WASHINGTON - June 2, 2011

Weiner spoke to reporters Wednesday in the Capitol. One day after refusing to answer reporters' questions about the incident, he did a series of interviews in hopes of quelling the controversy over the case and insisted he was the victim of a prank.

He said: "We know for sure I didn't send this photograph."

He also couldn't resist several double entendres, saying the situation "didn't rise" to a federal investigation and that maybe the alleged hacking was "the point of al-Qaida's sword."

The photo was posted on Friday and sent to a female college student in Seattle. It was quickly deleted, but a frenzy of coverage and comment ensued on blogs, cable news outlets and other media.

The colorful and sometimes combative congressman who represents parts of Brooklyn and Queens was characteristically sharp-tongued on Tuesday, refusing to answer reporters' questions, and even calling one a "jackass" for interrupting him. He insisted that he wanted to move on from the incident, which was distracting from his work on Capitol Hill.

But that changed Wednesday, as it became clear that the story and speculation about who may have been responsible for tweeting the photo, wasn't fading.
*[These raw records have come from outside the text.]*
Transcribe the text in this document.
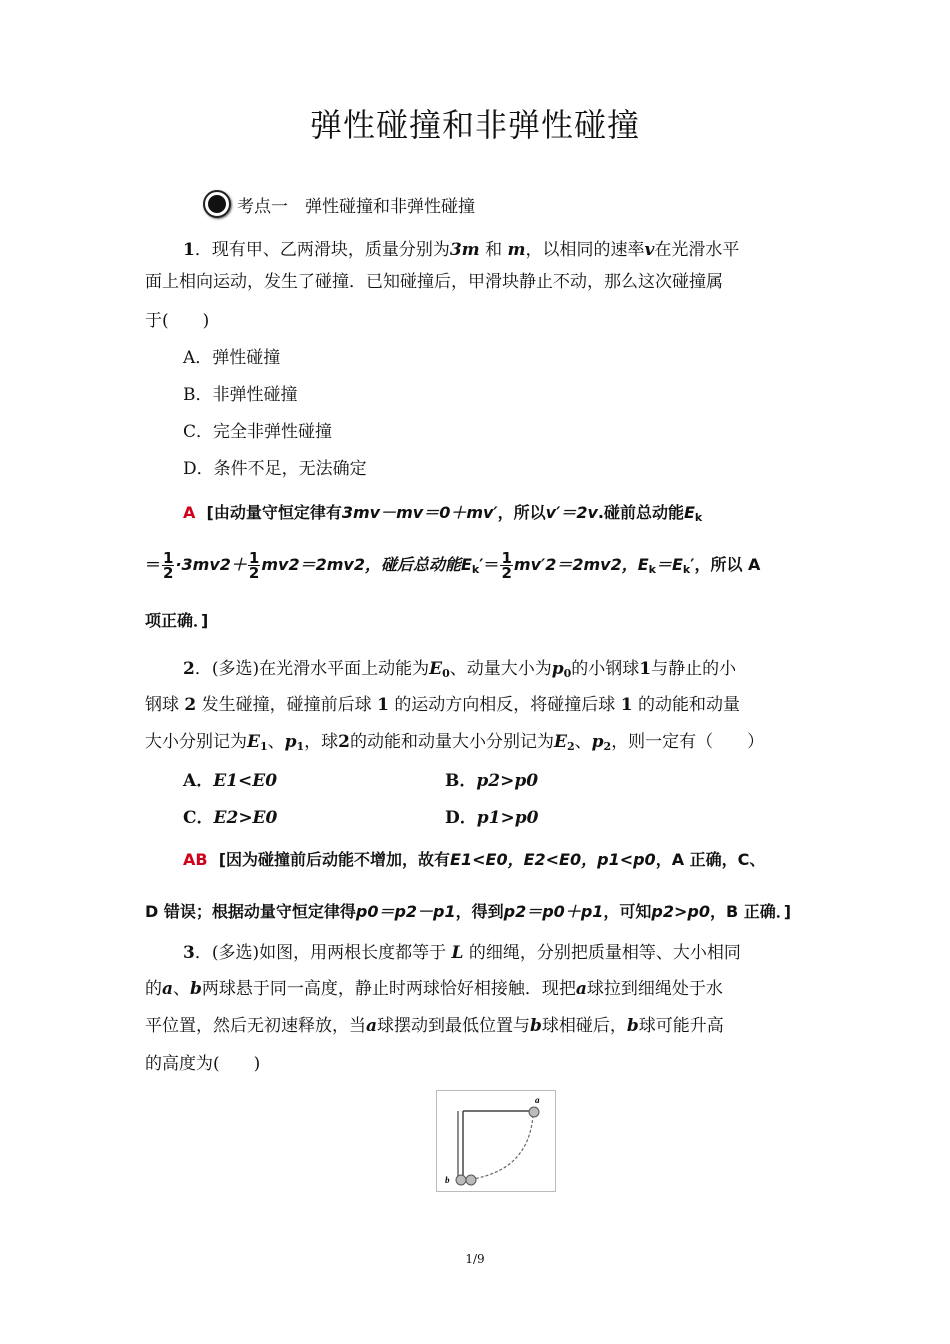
弹性碰撞和非弹性碰撞
考点一　弹性碰撞和非弹性碰撞
1．现有甲、乙两滑块，质量分别为3m 和 m，以相同的速率v在光滑水平
面上相向运动，发生了碰撞．已知碰撞后，甲滑块静止不动，那么这次碰撞属
于(　　)
A．弹性碰撞
B．非弹性碰撞
C．完全非弹性碰撞
D．条件不足，无法确定
A [由动量守恒定律有3mv－mv＝0＋mv′，所以v′＝2v.碰前总动能$E_k$
＝ $\frac{1}{2} \cdot 3mv2+ \frac{1}{2} mv2=2mv2$，碰后总动能$E_k'= \frac{1}{2} mv'2=2mv2$，$E_k=E_k'$，所以 A
项正确．]
2．(多选)在光滑水平面上动能为$E_0$、动量大小为$p_0$的小钢球1与静止的小
钢球 2 发生碰撞，碰撞前后球 1 的运动方向相反，将碰撞后球 1 的动能和动量
大小分别记为$E_1$、$p_1$，球2的动能和动量大小分别记为$E_2$、$p_2$，则一定有（　　）
A．E1<E0	B．p2>p0
C．E2>E0	D．p1>p0
AB [因为碰撞前后动能不增加，故有E1<E0，E2<E0，p1<p0，A 正确，C、
D 错误；根据动量守恒定律得p0＝p2－p1，得到p2＝p0＋p1，可知p2>p0，B 正确．]
3．(多选)如图，用两根长度都等于 L 的细绳，分别把质量相等、大小相同
的a、b两球悬于同一高度，静止时两球恰好相接触．现把a球拉到细绳处于水
平位置，然后无初速释放，当a球摆动到最低位置与b球相碰后，b球可能升高
的高度为(　　)
a
b
1/9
Weiner failed in a 2005 bid for the Democratic nomination for mayor of New York City, but he is still is widely considered a future contender for the office.

Weiner was a Twitter follower of the female college student who received the photo.

The tweet of the lewd photo first was reported Saturday by BigGovernment.com, a website run by conservative commentator Andrew Breitbart.

The site said the photo was tweeted to a female college student in Seattle. The woman told the New York Daily News that she had never met Weiner, and that there had "never been any inappropriate exchanges" between her and the congressman.

Weiner, 46, is married to Huma Abedin, an aide to Secretary of State Hillary Clinton.

The congressman over the weekend joked about the incident on Twitter, asking whether his kitchen blender would be next to "attack" him.

On Tuesday as the House was preparing to vote on the nation's debt limit, Weiner was back tweeting about the vote with his usual partisan edge.